Retaliation is the most frequently alleged basis of discrimination in the federal sector and the most common discrimination finding in federal sector cases. … The EEO laws prohibit punishing job applicants or employees for asserting their rights to be free from employment discrimination including harassment.

Are whistleblowers protected from retaliation?

You must always avoid any retaliation against whistleblowers when they come forward with complaints. There are both state and federal laws, including the Sarbanes-Oxley Act of 2002, that protect whistleblowers from retaliation by their companies and employers.

What is illegal retaliation?

Illegal retaliation occurs when an employer takes some tangible action against an employee for exercising his or her rights under anti-discrimination, whistleblower or certain other laws.

How do you protect yourself as a whistleblower?

6 Ways Whistleblowers Can Protect ThemselvesUnderstand What Conduct Is “Protected” from Retaliation. … Know Your Statute of Limitations. … You Can Blow the Whistle Without Your Employer’s Knowledge. … Take Notes. … Don’t Give Your Employer an Excuse to Fire You. … Consider Quitting Only as the Last Option.

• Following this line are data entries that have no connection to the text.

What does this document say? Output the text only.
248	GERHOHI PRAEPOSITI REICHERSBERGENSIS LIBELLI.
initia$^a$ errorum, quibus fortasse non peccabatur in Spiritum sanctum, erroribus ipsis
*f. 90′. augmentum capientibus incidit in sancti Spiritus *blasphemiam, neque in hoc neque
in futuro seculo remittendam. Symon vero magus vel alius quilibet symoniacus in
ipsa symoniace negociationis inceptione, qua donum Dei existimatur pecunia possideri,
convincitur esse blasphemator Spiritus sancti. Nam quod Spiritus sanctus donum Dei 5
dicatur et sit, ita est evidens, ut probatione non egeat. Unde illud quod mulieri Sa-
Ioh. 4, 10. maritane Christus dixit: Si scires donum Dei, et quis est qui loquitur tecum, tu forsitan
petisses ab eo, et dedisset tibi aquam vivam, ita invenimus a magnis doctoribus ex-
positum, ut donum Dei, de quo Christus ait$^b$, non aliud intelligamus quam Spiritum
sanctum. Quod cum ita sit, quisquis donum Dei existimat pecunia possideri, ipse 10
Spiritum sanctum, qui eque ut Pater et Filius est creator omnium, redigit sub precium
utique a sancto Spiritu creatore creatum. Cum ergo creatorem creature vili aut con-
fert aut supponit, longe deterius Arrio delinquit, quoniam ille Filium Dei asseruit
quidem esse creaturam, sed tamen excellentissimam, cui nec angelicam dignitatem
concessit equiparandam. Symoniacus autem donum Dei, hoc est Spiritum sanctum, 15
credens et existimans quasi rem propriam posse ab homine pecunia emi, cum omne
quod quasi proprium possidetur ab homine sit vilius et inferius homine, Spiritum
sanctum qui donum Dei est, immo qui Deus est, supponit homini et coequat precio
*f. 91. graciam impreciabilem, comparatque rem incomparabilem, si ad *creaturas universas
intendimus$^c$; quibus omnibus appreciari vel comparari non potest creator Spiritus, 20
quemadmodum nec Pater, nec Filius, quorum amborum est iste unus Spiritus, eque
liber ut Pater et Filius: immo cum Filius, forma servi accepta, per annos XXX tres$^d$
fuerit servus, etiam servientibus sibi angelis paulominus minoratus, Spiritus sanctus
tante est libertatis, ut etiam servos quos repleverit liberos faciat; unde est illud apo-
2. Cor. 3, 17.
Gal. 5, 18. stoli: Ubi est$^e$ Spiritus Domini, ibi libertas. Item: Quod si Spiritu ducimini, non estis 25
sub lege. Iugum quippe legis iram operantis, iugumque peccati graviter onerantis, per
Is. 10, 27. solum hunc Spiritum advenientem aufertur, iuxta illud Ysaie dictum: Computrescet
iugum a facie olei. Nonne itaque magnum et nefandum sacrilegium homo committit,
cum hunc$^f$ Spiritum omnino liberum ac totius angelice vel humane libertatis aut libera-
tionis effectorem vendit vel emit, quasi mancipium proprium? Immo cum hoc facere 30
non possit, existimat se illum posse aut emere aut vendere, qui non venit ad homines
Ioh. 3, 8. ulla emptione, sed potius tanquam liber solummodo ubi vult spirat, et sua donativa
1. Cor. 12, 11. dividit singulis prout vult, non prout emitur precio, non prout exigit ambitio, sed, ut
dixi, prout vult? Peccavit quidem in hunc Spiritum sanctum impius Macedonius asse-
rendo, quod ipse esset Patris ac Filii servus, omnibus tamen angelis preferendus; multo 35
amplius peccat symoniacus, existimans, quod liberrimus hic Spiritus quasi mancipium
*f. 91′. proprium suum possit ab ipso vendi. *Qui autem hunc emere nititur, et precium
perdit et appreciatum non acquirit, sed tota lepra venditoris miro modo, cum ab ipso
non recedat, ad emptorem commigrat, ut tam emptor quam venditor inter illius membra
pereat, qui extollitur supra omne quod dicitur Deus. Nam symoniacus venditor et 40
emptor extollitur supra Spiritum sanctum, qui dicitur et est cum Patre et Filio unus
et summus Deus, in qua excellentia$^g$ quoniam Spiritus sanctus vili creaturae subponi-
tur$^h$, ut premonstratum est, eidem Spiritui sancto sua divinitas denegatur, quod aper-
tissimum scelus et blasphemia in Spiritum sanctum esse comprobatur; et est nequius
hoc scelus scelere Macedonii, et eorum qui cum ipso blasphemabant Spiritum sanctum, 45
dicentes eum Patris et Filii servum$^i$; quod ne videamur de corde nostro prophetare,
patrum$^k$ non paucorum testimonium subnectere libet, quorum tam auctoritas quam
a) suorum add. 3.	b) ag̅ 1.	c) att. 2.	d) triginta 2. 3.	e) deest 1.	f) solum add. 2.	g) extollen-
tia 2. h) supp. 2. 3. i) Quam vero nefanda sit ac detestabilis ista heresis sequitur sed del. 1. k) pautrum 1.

Is it illegal to retaliate against an employee?

Retaliation is an action an employer takes against an employee to punish him or her for engaging in a legally protected activity. Retaliation is also illegal. It is the most common charge filed with the Equal Employment Opportunity Commission (EEOC).

What rights do whistleblowers have?

The whistleblower protections include criminal offences and civil penalties for a person causing or threatening to cause detriment to a whistleblower or breaching a whistleblower’s confidentiality, including during an investigation into the whistleblower’s concerns.

Who qualifies as a whistleblower?

Almost anyone with evidence of fraud or misconduct can be a whistleblower. You do not have to be a current or former employee of the company that engaged in the fraud or misconduct. You do not need to have witnessed the fraud or misconduct yourself or have documentary evidence of the fraud or misconduct.